Today after lunch and a short boat ride – where the members of the media were able to interview the prospects – several players took batting practice against Jeff Banister, Pirates bench coach.
Nail Yakupov, the number one rated North American skater by Central Scouting, did his best “Shoeless” Joe Jackson impression by ditching the footwear in the batters box. However, going barefoot didn’t help him on the base path. After making solid contact, the Russian-born sniper took off running…for second base. Apparently Yakupov didn’t watch the Twins all that often growing up in Nizhnekamska, Russia.
The most apt with the bat was defenseman Jacob Trouba. He should warning track power, one hopping the wall in the deepest part of the ballpark. You can tell the kid is competitive because he was disappointed that he didn’t hit one out.
Although many of the prospects have had little to no experience with a bat and ball, it’s easy to see how athletic the top prospects are. After getting their timing down, all of them were getting solid wood on the ball, even if their swings were ugly as than the Elephant Man. Check back with our Wild.com Draft Central page because Wild TV will have a video of the prospects taking BP.
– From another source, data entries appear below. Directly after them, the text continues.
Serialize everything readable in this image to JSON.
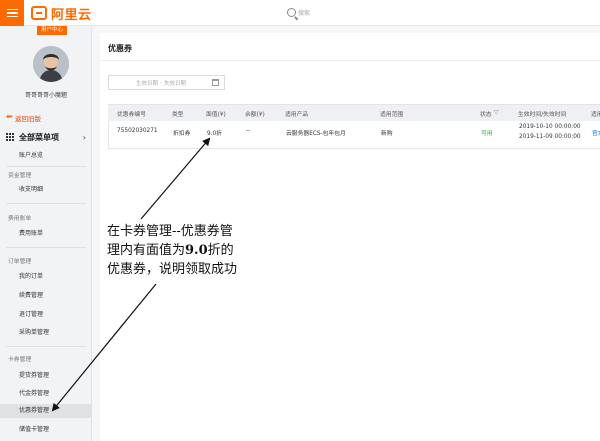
{
  "header": {
    "logo_text": "阿里云",
    "console_tag": "用户中心",
    "search_placeholder": "搜索",
    "accent_color": "#ff6a00"
  },
  "sidebar": {
    "username": "哥哥哥哥小魔魍",
    "back_label": "返回旧版",
    "all_menu_label": "全部菜单项",
    "items": {
      "account_overview": "账户总览",
      "finance_section": "资金管理",
      "income_expense": "收支明细",
      "bill_section": "费用账单",
      "bills": "费用账单",
      "order_section": "订单管理",
      "my_orders": "我的订单",
      "renewal": "续费管理",
      "refund": "退订管理",
      "purchase_orders": "采购单管理",
      "card_section": "卡券管理",
      "pickup_coupons": "提货券管理",
      "cash_coupons": "代金券管理",
      "discount_coupons": "优惠券管理",
      "storage_cards": "储值卡管理"
    }
  },
  "page": {
    "title": "优惠券",
    "date_start_placeholder": "生效日期",
    "date_sep": "-",
    "date_end_placeholder": "失效日期"
  },
  "table": {
    "headers": {
      "id": "优惠券编号",
      "type": "类型",
      "face_value": "面值(¥)",
      "balance": "余额(¥)",
      "product": "适用产品",
      "scope": "适用范围",
      "status": "状态",
      "time": "生效时间/失效时间",
      "op": "适用"
    },
    "rows": [
      {
        "id": "75502030271",
        "type": "折扣券",
        "face_value": "9.0折",
        "balance": "--",
        "product": "云服务器ECS-包年包月",
        "scope": "新购",
        "status": "可用",
        "start": "2019-10-10 00:00:00",
        "end": "2019-11-09 00:00:00",
        "op": "官方"
      }
    ]
  },
  "annotation": {
    "line1": "在卡券管理--优惠券管",
    "line2_pre": "理内有面值为",
    "line2_bold": "9.0",
    "line2_post": "折的",
    "line3": "优惠券，说明领取成功"
  }
}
The boat ride to PNC Park was a time for the media to speak with some of the top prospects. Defenseman Morgan Reilly talked about coming back from an ACL injury and how seeing his career nearly come to an end has given him an appreciation for the game. Russian-born Mikhail Grigorenko spoke about his decision to come to North America and how excited he was to just get a new stick from the Quebec Remparts, his junior team in the Quebec Major Junior Hockey League. Getting a glimpse into the personalities of these young athletes is as interesting as watching them on the ice.
The star of the day was Yakupov. He turned the tables on the media, grabbing a microphone and interviewing forward Alex Galchenyuk. Unfortunately the gaggle media surrounding the pair prevented the Lighthouse from eavesdropping in on the conversation, but I’m sure you can find it online somewhere.
On the eve of the biggest day of their young hockey careers, most of the players were at ease, despite having to answer questions in the blistering heat, and have come to the conclusion that where they are drafted is out of their control. They are just trying to enjoy the ride, and the Lighthouse is happy to passenger on the ship.
Wild.com will have a photo gallery of the day’s events posted later today, but if you follow @MNWild on twitter, you might’ve had a sampling of the proceedings.
The Lighthouse also had a chance to talk with Wild General Manager Chuck Fletcher today. Fletcher said the chatter between general managers is down, comparative to other years, but that doesn’t mean there is a bucket of water being poured on all the draft day fireworks. After meeting with a few more players, he said the Wild has finalized its draft board and are confident with their order. No word on whether their performance on the baseball field had any impact on their status in the Wild’s draft order.